Historique du principe

[modifier | modifier le code]

L'unité des fonds d'archives n'est pas, et de loin, l'une des pratiques les plus anciennes de l'archiviste institutionnelle. Elle ne remonte, pour les exemples les plus anciens, qu'au XVIIIe siècle[1].

Archives médiévales

[modifier | modifier le code]

La création progressive de fonds d'archives par les États (Conseils, trésor des Chartes…) et leurs administrations (chancelleries, chambres de comptes, parlements, lieutenances, shires, amirautés, etc.), les établissements particuliers (universités, collèges, abbayes, villes, etc.) et les particuliers (aristocratie, bourgeoisie, paysannerie) a naturellement établi des fonds liés à un usage d'abord local, voire personnel. Ces fonds ont subi, comme c'est encore vrai aujourd'hui, l'effet de la théorie des trois âges[2], selon laquelle les documents non récemment produits subissent peu à peu une part de désintérêt, notamment s'ils ne viennent plus appuyer de manière efficace un droit ou un revenu. On retrouve fréquemment des lambeaux d'archives médiévales dans des reliures de manuscrits anciens.

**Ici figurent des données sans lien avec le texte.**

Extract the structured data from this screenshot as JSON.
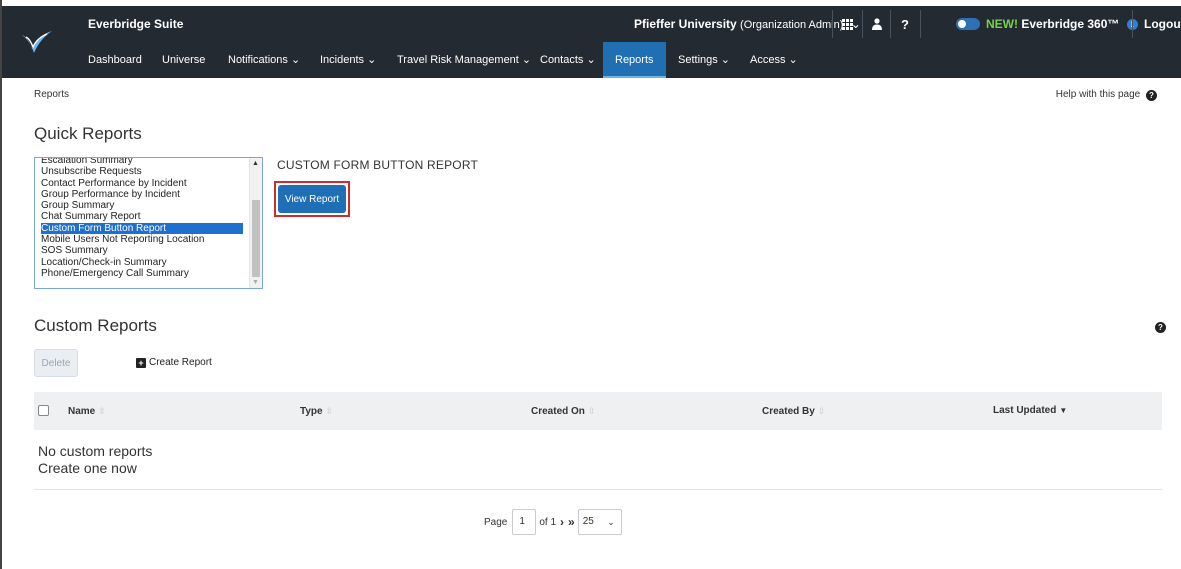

Il semble en effet que nul ne se souciait avant le milieu de XIXe siècle de conserver ensemble (c'est-à-dire dans un même lieu, des documents de même provenance)[3]. Pourtant, l'analyse des fonds médiévaux encore conservés dans les organismes producteurs (tels ceux de l'Abbaye territoriale de Saint-Maurice d'Agaune en Suisse, canton du Valais, VIe – XVIe siècles) révèle le classement type tel qu'il s'organisait dans de nombreuses abbayes : les pièces d'archives sont regroupées dès l'origine par centres d'intérêt spécifiques : statuts, propriétés, recopiés ensuite dans des cartulaires[4]. Ceci se retrouve également dans les cartons des séries G et H des archives départementales françaises, quand ils sont conservés.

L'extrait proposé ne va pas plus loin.